Cependant, pour se faire prescrire un slip contraceptif, il faut aller à Toulouse. Pour Maxime, cette démarche était trop compliquée. « De fil et en aiguille je me suis dit : Est-ce qu’un anneau ne suffirait pas ? » Il se rend dans un magasin de bricolage pour trouver des anneaux de plomberie. « Je suis assez créatif comme garçon. » Il tente l’expérience ainsi. Le trou cousu dans le slip devient l’anneau de plomberie.  Son dispositif, aussi rudimentaire soit-il, a marché. 

L’Andro-swicht

L’infirmier décide de perfectionner son modèle en se rendant dans un FabLab. Pour ne pas créer de trouble, Maxime déclare vouloir créer «  un moule à bracelet ». Après des dizaines et des dizaines d’essais, le Bordelais parvient à réaliser son premier : Andro-swicht, un anneau en silicone adhésif. 

Il l’utilise en suivant le protocole du docteur Mieusset : port de l’outil 15 heures par jour pour que la spermatogenèse se mette en veille avec un suivi médical pour la prescription et lecture des spermogrammes. Les résultats sont concluants, Maxime est contracepté au bout de trois mois. Il décide de partager sa découverte en vendant ses Andro-swichts sur un site internet.

Marthe Voegeli

Olivier Nagot a découvert la Contraception Masculine Thermique [CMT] un peu par hasard en 2013. « J’avais entendu les histoires des caleçons serrés qui altèrent la fertilité masculine. Pour moi ce n’était que des on-dit. Et puis, je suis tombé sur les travaux de Marthe Voegeli. »

Marthe Voegeli était une physicienne suisse dans les années 1930. Dans son hôpital privé, elle a mené une expérience sur la contraception masculine par la chaleur. Les neuf volontaires devaient prendre un bain par jour de quarante-cinq minutes à 46.7°C pendant trois semaines.

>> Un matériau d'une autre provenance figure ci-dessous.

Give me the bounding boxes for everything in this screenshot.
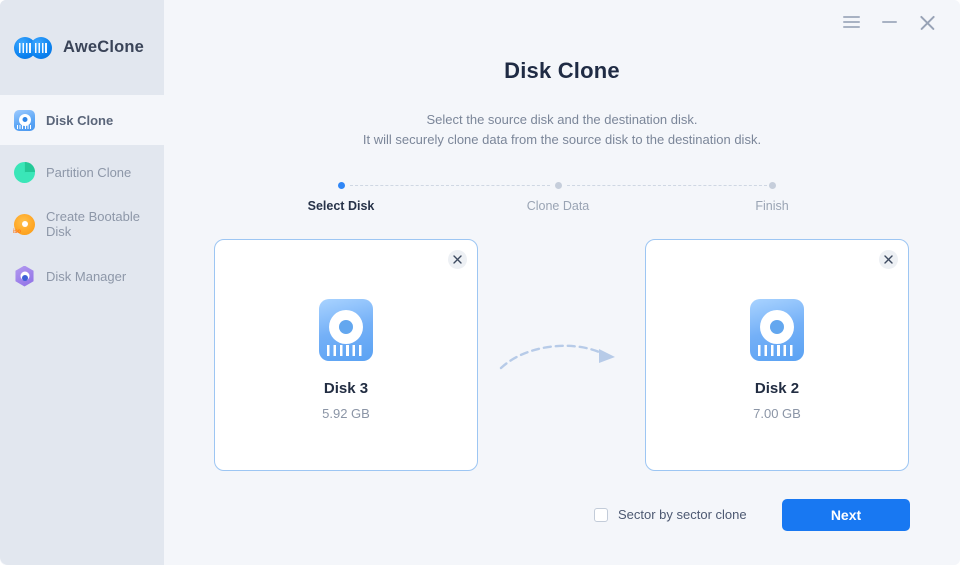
brand-name: AweClone (63, 38, 145, 56)
clone-direction-arrow-icon (495, 330, 625, 378)
sidebar-item-label: Disk Manager (46, 268, 127, 284)
sector-by-sector-clone-checkbox[interactable]: Sector by sector clone (594, 507, 747, 522)
sidebar-item-label: Partition Clone (46, 164, 132, 180)
source-disk-name: Disk 3 (323, 380, 369, 397)
checkbox-box[interactable] (594, 507, 608, 522)
destination-disk-name: Disk 2 (754, 380, 800, 397)
stepper-dot (768, 182, 776, 189)
main-content: Disk Clone Select the source disk and th… (164, 0, 960, 565)
sidebar-item-partition-clone[interactable]: Partition Clone (0, 147, 164, 197)
brand-logo: AweClone (0, 0, 164, 95)
stepper-label: Select Disk (307, 199, 375, 213)
remove-disk-icon[interactable] (879, 250, 898, 269)
stepper-step-finish: Finish (712, 180, 832, 213)
minimize-icon (881, 21, 897, 23)
sidebar-item-disk-manager[interactable]: Disk Manager (0, 251, 164, 301)
aweclone-logo-icon (14, 36, 52, 59)
iso-disc-icon: iso (13, 213, 35, 235)
page-subtitle: Select the source disk and the destinati… (164, 110, 960, 150)
source-disk-size: 5.92 GB (322, 406, 370, 421)
page-title: Disk Clone (504, 58, 620, 83)
destination-disk-size: 7.00 GB (753, 406, 801, 421)
close-button[interactable] (908, 4, 946, 40)
sidebar: AweClone Disk Clone Partition Clone iso … (0, 0, 164, 565)
sidebar-item-label: Create Bootable Disk (46, 209, 140, 239)
source-disk-card[interactable]: Disk 3 5.92 GB (214, 239, 478, 471)
hamburger-menu-icon (842, 16, 860, 28)
stepper-step-select-disk: Select Disk (281, 180, 401, 213)
close-icon (919, 14, 936, 31)
disk-manager-icon (14, 265, 35, 287)
window-controls (832, 0, 960, 44)
minimize-button[interactable] (870, 4, 908, 40)
destination-disk-card[interactable]: Disk 2 7.00 GB (645, 239, 909, 471)
stepper-label: Clone Data (526, 199, 590, 213)
page-subtitle-line-1: Select the source disk and the destinati… (426, 112, 698, 127)
aweclone-window: AweClone Disk Clone Partition Clone iso … (0, 0, 960, 565)
stepper-label: Finish (755, 199, 789, 213)
next-button[interactable]: Next (782, 499, 910, 531)
checkbox-label: Sector by sector clone (618, 507, 747, 522)
sidebar-item-disk-clone[interactable]: Disk Clone (0, 95, 164, 145)
hard-disk-icon (750, 299, 804, 361)
sidebar-item-label: Disk Clone (46, 112, 114, 128)
sidebar-item-create-bootable-disk[interactable]: iso Create Bootable Disk (0, 199, 164, 249)
stepper-step-clone-data: Clone Data (498, 180, 618, 213)
menu-button[interactable] (832, 4, 870, 40)
hard-disk-icon (319, 299, 373, 361)
page-subtitle-line-2: It will securely clone data from the sou… (362, 132, 762, 147)
stepper-dot (554, 182, 562, 189)
remove-disk-icon[interactable] (448, 250, 467, 269)
disk-icon (14, 109, 35, 131)
stepper-dot (337, 182, 345, 189)
partition-pie-icon (14, 161, 35, 183)
progress-stepper: Select Disk Clone Data Finish (308, 180, 789, 214)
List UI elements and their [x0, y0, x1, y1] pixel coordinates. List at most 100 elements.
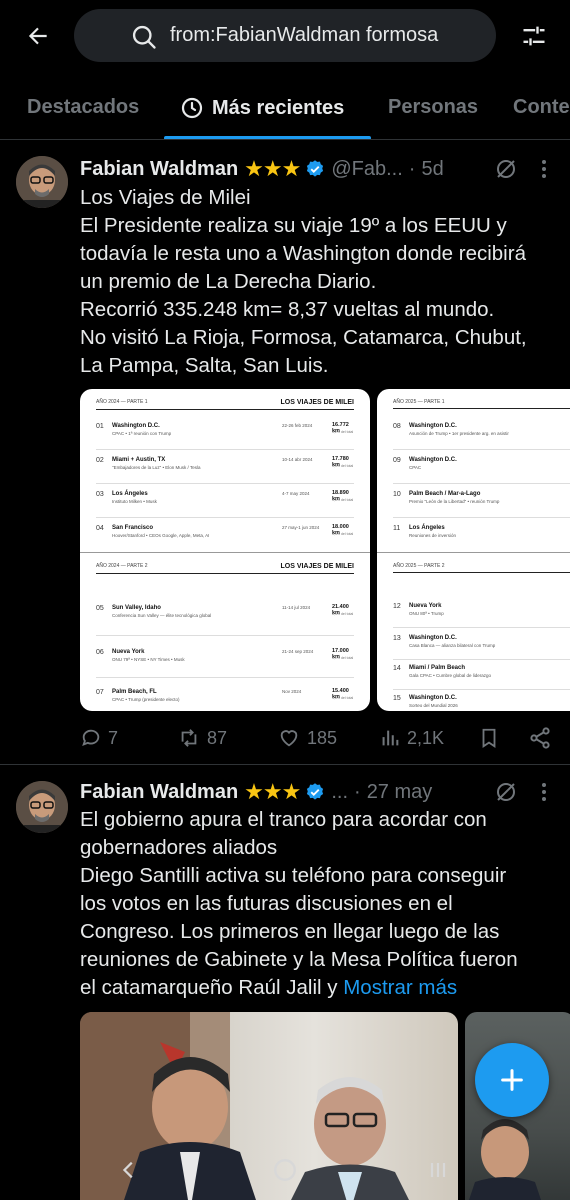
tweet-line: Recorrió 335.248 km= 8,37 vueltas al mun…: [80, 298, 495, 321]
trip-city: Miami / Palm Beach: [409, 665, 466, 671]
verified-badge-icon: [307, 160, 324, 177]
plus-icon: [501, 1069, 523, 1091]
doc-divider: [96, 483, 354, 484]
recents-icon: [430, 1163, 446, 1177]
doc-part-label: AÑO 2024 — PARTE 1: [96, 399, 148, 405]
media-image-1[interactable]: AÑO 2024 — PARTE 1 LOS VIAJES DE MILEI 0…: [80, 389, 370, 711]
top-bar: from:FabianWaldman formosa: [0, 0, 570, 72]
system-back-button[interactable]: [109, 1154, 149, 1186]
doc-part-label: AÑO 2024 — PARTE 2: [96, 563, 148, 569]
avatar[interactable]: [16, 781, 68, 833]
tweet-line: los votos en las futuras discusiones en …: [80, 892, 453, 915]
trip-note: CPAC • 1ª reunión con Trump: [112, 431, 172, 436]
trip-note: Gala CPAC • Cumbre global de liderazgo: [409, 673, 492, 678]
doc-row: 13 Washington D.C. Casa Blanca — alianza…: [393, 633, 570, 659]
author-handle[interactable]: ...: [331, 781, 348, 804]
repost-button[interactable]: 87: [177, 723, 227, 753]
tweet-line: La Pampa, Salta, San Luis.: [80, 354, 329, 377]
repost-icon: [181, 729, 197, 747]
tweet-time[interactable]: 5d: [421, 158, 443, 181]
doc-row: 09 Washington D.C. CPAC: [393, 455, 570, 481]
author-name[interactable]: Fabian Waldman: [80, 158, 238, 181]
trip-city: Washington D.C.: [112, 423, 160, 429]
tweet-header: Fabian Waldman ★★★ ... · 27 may: [80, 778, 432, 806]
more-vertical-icon[interactable]: [532, 157, 556, 181]
avatar[interactable]: [16, 156, 68, 208]
doc-row: 01 Washington D.C. CPAC • 1ª reunión con…: [96, 421, 354, 447]
tab-personas[interactable]: Personas: [388, 96, 478, 119]
show-more-link[interactable]: Mostrar más: [343, 976, 457, 999]
tweet-line: El Presidente realiza su viaje 19º a los…: [80, 214, 507, 237]
trip-share: 4,6% del total: [332, 696, 354, 700]
doc-section-4: AÑO 2025 — PARTE 2 12 Nueva York ONU 80ª…: [393, 563, 570, 708]
trip-num: 08: [393, 423, 401, 430]
trip-num: 07: [96, 689, 104, 696]
search-tabs: Destacados Más recientes Personas Conte: [0, 82, 570, 140]
doc-divider: [96, 635, 354, 636]
system-home-button[interactable]: [265, 1154, 305, 1186]
views-icon: [382, 730, 399, 746]
separator-dot: ·: [354, 780, 361, 803]
doc-header: AÑO 2024 — PARTE 1 LOS VIAJES DE MILEI: [96, 399, 354, 410]
doc-row: 03 Los Ángeles Instituto Milken • Musk 4…: [96, 489, 354, 515]
doc-divider: [96, 449, 354, 450]
trip-num: 14: [393, 665, 401, 672]
heart-icon: [280, 730, 298, 747]
share-button[interactable]: [528, 723, 558, 753]
trip-date: 22-26 feb 2024: [282, 423, 313, 428]
tweet-actions: 7 87 185 2,1K: [80, 723, 560, 753]
tweet-line-text: el catamarqueño Raúl Jalil y: [80, 976, 344, 999]
bookmark-button[interactable]: [478, 723, 506, 753]
tweet-line: gobernadores aliados: [80, 836, 278, 859]
tab-mas-recientes[interactable]: Más recientes: [180, 96, 344, 120]
like-count: 185: [307, 727, 338, 748]
trip-note: Asunción de Trump • 1er presidente arg. …: [409, 431, 509, 436]
doc-row: 11 Los Ángeles Reuniones de inversión: [393, 523, 570, 549]
tab-destacados[interactable]: Destacados: [27, 96, 139, 119]
doc-row: 12 Nueva York ONU 80ª • Trump: [393, 601, 570, 627]
trip-note: "Embajadores de la Luz" • Elon Musk / Te…: [112, 465, 201, 470]
reply-button[interactable]: 7: [80, 723, 118, 753]
back-button[interactable]: [18, 18, 58, 54]
tweet-header: Fabian Waldman ★★★ @Fab... · 5d: [80, 155, 444, 183]
grok-icon[interactable]: [494, 780, 518, 804]
tweet-text: Los Viajes de Milei El Presidente realiz…: [80, 184, 560, 380]
tweet-time[interactable]: 27 may: [367, 781, 433, 804]
tweet-line: todavía le resta uno a Washington donde …: [80, 242, 526, 265]
system-recents-button[interactable]: [418, 1154, 458, 1186]
compose-button[interactable]: [475, 1043, 549, 1117]
grok-icon[interactable]: [494, 157, 518, 181]
trip-city: Washington D.C.: [409, 695, 457, 701]
author-handle[interactable]: @Fab...: [331, 158, 402, 181]
trip-city: Sun Valley, Idaho: [112, 605, 161, 611]
trip-note: CPAC: [409, 465, 422, 470]
system-navigation-bar: [0, 1140, 570, 1200]
trip-num: 06: [96, 649, 104, 656]
trip-share: 5,1% del total: [332, 656, 354, 660]
trip-date: Nov 2024: [282, 689, 302, 694]
like-button[interactable]: 185: [277, 723, 337, 753]
author-name[interactable]: Fabian Waldman: [80, 781, 238, 804]
filter-button[interactable]: [516, 20, 552, 52]
media-image-2[interactable]: AÑO 2025 — PARTE 1 08 Washington D.C. As…: [377, 389, 570, 711]
views-button[interactable]: 2,1K: [379, 723, 444, 753]
tweet-line: No visitó La Rioja, Formosa, Catamarca, …: [80, 326, 527, 349]
search-input[interactable]: from:FabianWaldman formosa: [74, 9, 496, 62]
trip-city: Washington D.C.: [409, 457, 457, 463]
search-query: from:FabianWaldman formosa: [170, 24, 439, 46]
doc-row: 04 San Francisco Hoover/Stanford • CEOs …: [96, 523, 354, 549]
more-vertical-icon[interactable]: [532, 780, 556, 804]
trip-share: 5,4% del total: [332, 532, 354, 536]
doc-divider: [393, 517, 570, 518]
trip-note: ONU 80ª • Trump: [409, 611, 444, 616]
trip-num: 12: [393, 603, 401, 610]
doc-divider: [393, 689, 570, 690]
tweet[interactable]: Fabian Waldman ★★★ @Fab... · 5d Los Viaj…: [0, 141, 570, 765]
reply-icon: [82, 729, 100, 746]
trip-num: 01: [96, 423, 104, 430]
doc-part-label: AÑO 2025 — PARTE 1: [393, 399, 445, 405]
tab-contenido[interactable]: Conte: [513, 96, 570, 119]
doc-section-3: AÑO 2025 — PARTE 1 08 Washington D.C. As…: [393, 399, 570, 549]
tweet-line-last: el catamarqueño Raúl Jalil y Mostrar más: [80, 974, 560, 1002]
doc-divider: [96, 517, 354, 518]
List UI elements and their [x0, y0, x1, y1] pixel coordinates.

Ces patients étaient infertiles pendant six mois après quoi ils retrouvaient leur spermatogénèse initiale.

Le Spermapause

« J’ai vérifié sur moi-même de façon artisanale avec des chaufferettes. » Les résultats étant concluants, il se lance dans la conception d’un slip chauffant, le Spermapause.  Cet outil est un boxer composé d’une chaufferette au niveau scrotum relié par un fil à une batterie cousue dans le slip. Il faut le porter tous les jours, pendant quatre à six heures à une température entre 39 et 40°C. « Pour que l’effet contraceptif fonctionne, il faut que la chaleur atteigne les testicules. explique l’ingénieur en informatique, Il y a trois niveaux de chaleur proposés. Je déconseille les 38 et 37°C trop proches de la température corporelle. »

Une idée farfelue

Quand Olivier essaie son dispositif, il a plusieurs partenaires sexuels. « Elles ont réagi avec étonnement. Une en particulier était sceptique. » Pour les rassurer, Olivier montre ses spermogrammes. « Il faut en faire un au bout de six semaines après avoir commencé le Spermapause. »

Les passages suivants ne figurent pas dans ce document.